食品一日30品目の根拠は?

「健康のために一日30品目の食品を」という言葉を聞いたことがある人は多いと思います。

色々なものをバランスよく食べるのが健康に良さそうであることは簡単に想像できますが、なぜそれが「30品目の食品」という指定になっているのでしょうか?

今回は食品の品目数と栄養のバランス、そして「30品目」の具体的な根拠についてまとめてみましょう。

食品の品目数とバランスの関係

そもそも「一日30品目」という表現は、1980年代に厚生省(今の厚生労働省)が発表した食生活に関する指針が元になっています。

そしてこの指針には「塩分の摂りすぎに注意」とか「脂肪の取りすぎに注意」という注意書きを含んでいるものの、どんな食品を30品目摂ればいいかということについては触れていません。

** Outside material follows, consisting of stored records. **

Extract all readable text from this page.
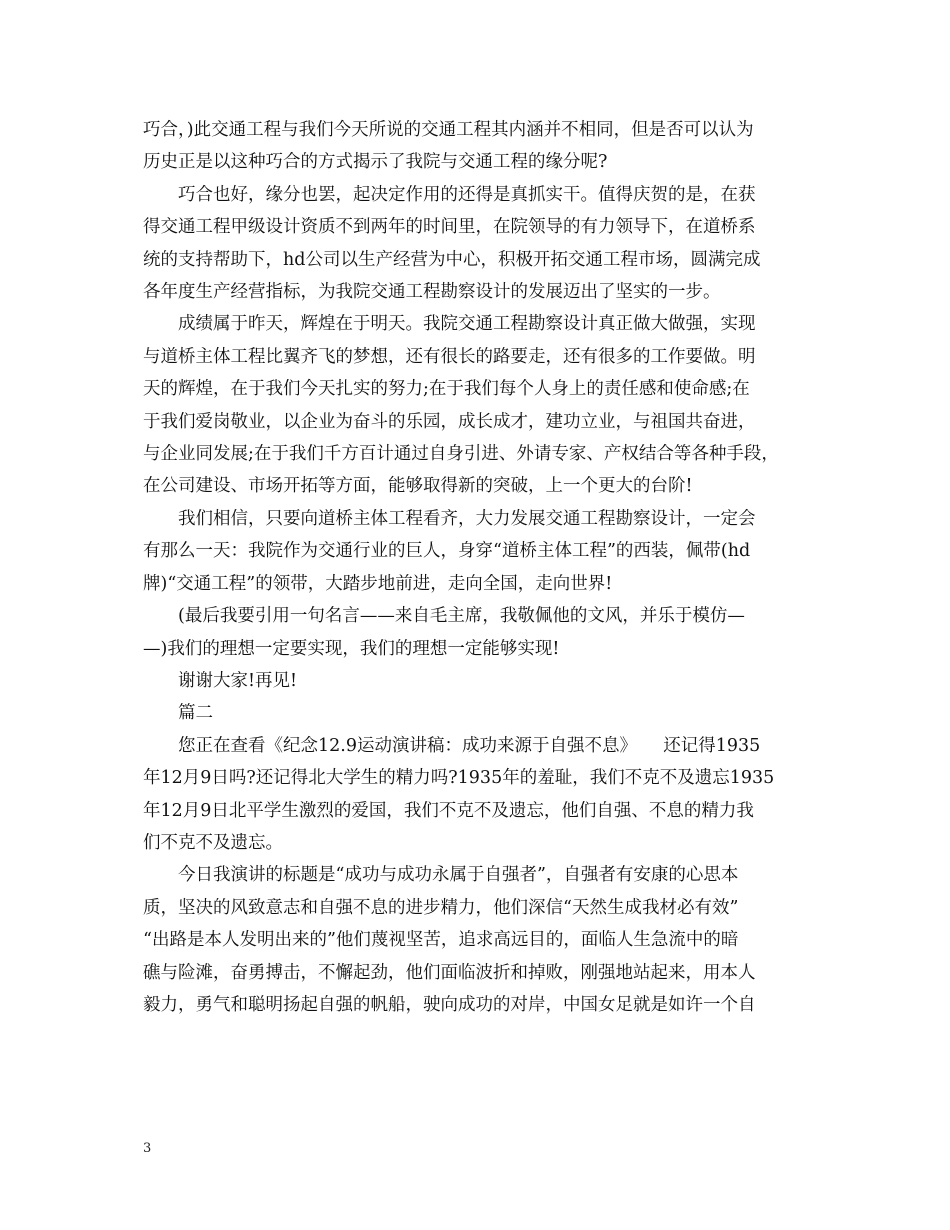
巧合，)此交通工程与我们今天所说的交通工程其内涵并不相同，但是否可以认为
历史正是以这种巧合的方式揭示了我院与交通工程的缘分呢?
巧合也好，缘分也罢，起决定作用的还得是真抓实干。值得庆贺的是，在获
得交通工程甲级设计资质不到两年的时间里，在院领导的有力领导下，在道桥系
统的支持帮助下，hd公司以生产经营为中心，积极开拓交通工程市场，圆满完成
各年度生产经营指标，为我院交通工程勘察设计的发展迈出了坚实的一步。
成绩属于昨天，辉煌在于明天。我院交通工程勘察设计真正做大做强，实现
与道桥主体工程比翼齐飞的梦想，还有很长的路要走，还有很多的工作要做。明
天的辉煌，在于我们今天扎实的努力;在于我们每个人身上的责任感和使命感;在
于我们爱岗敬业，以企业为奋斗的乐园，成长成才，建功立业，与祖国共奋进，
与企业同发展;在于我们千方百计通过自身引进、外请专家、产权结合等各种手段，
在公司建设、市场开拓等方面，能够取得新的突破，上一个更大的台阶!
我们相信，只要向道桥主体工程看齐，大力发展交通工程勘察设计，一定会
有那么一天：我院作为交通行业的巨人，身穿“道桥主体工程”的西装，佩带(hd
牌)“交通工程”的领带，大踏步地前进，走向全国，走向世界!
(最后我要引用一句名言——来自毛主席，我敬佩他的文风，并乐于模仿—
—)我们的理想一定要实现，我们的理想一定能够实现!
谢谢大家!再见!
篇二
您正在查看《纪念12.9运动演讲稿：成功来源于自强不息》　　还记得1935
年12月9日吗?还记得北大学生的精力吗?1935年的羞耻，我们不克不及遗忘1935
年12月9日北平学生激烈的爱国，我们不克不及遗忘，他们自强、不息的精力我
们不克不及遗忘。
今日我演讲的标题是“成功与成功永属于自强者”，自强者有安康的心思本
质，坚决的风致意志和自强不息的进步精力，他们深信“天然生成我材必有效”
“出路是本人发明出来的”他们蔑视坚苦，追求高远目的，面临人生急流中的暗
礁与险滩，奋勇搏击，不懈起劲，他们面临波折和掉败，刚强地站起来，用本人
毅力，勇气和聪明扬起自强的帆船，驶向成功的对岸，中国女足就是如许一个自
3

それでも食生活の中で食べる食品の種類を増やすということは、栄養バランスを整える上で一定の意味があったと考えられます。

その理由はこうです。

仮に人間に必要な栄養素を大ざっぱに6種類に分けたとしましょう。
この6種類というのは例えば以下のような感じです。

1.タンパク質を多く含む食品
2.糖質を多く含む食品
3.脂質を多く含む食品
3.ビタミンを多く含む食品
5.ミネラルを多く含む食品
6.食物繊維を多く含む食品

これを次の様にダーツの的に配置して、壁にかけます。

ダーツの的と栄養

ダーツの的ですから、当然壁にかかっていればダーツの矢を投げたくなるものが人情というもの(?)でしょう。

さて、壁の的に向かって矢を投げる時に、
投げる矢の本数=食べる食品の品目数
だと考えて下さい。

一種類の食品しか食べないということは、投げる本数が1本ということですから、栄養的にはものすごく偏った状態になる可能性が高いです。

ダーツの的と栄養

しかし、本数が増えれば増えるほど、確率的には矢がバラケていき、「特定の栄養だけ摂れない」という確率はどんどん下がっていくことになるでしょう。

ダーツの的と栄養

つまり摂取する食品の品目数を増やすということで、確率論的に栄養のバランスが整いやすくなるということを示しているのです。

30品目の根拠について

しかし「30」という数字については、きちんとした根拠は存在しないようです。

そもそもどんなに食品の品目数だけを増やしたみたところで、ダーツの的の下の方ばかりとか、上のほうばかりに矢を命中させていてはあまり意味がありません。

健康と栄養に関して人々の関心が薄かった頃ならともかく、今はほとんどの食品に栄養成分表示がされている時代です。

だから栄養に関心を持って食べるものを選びさえすれば、自分の投げる矢(食べる食品)が的のどの位置に命中するかについては、大体の判断がつくと思います。

理想の食事を考える上では、栄養の知識を身に付けることで、ダーツの矢をバランスよくターゲットに命中させるのが効率の良い栄養摂取と言えるのではないでしょうか。

ちなみに2000年に改訂された「食生活指針」からは、30品目という記述が削除されているようです。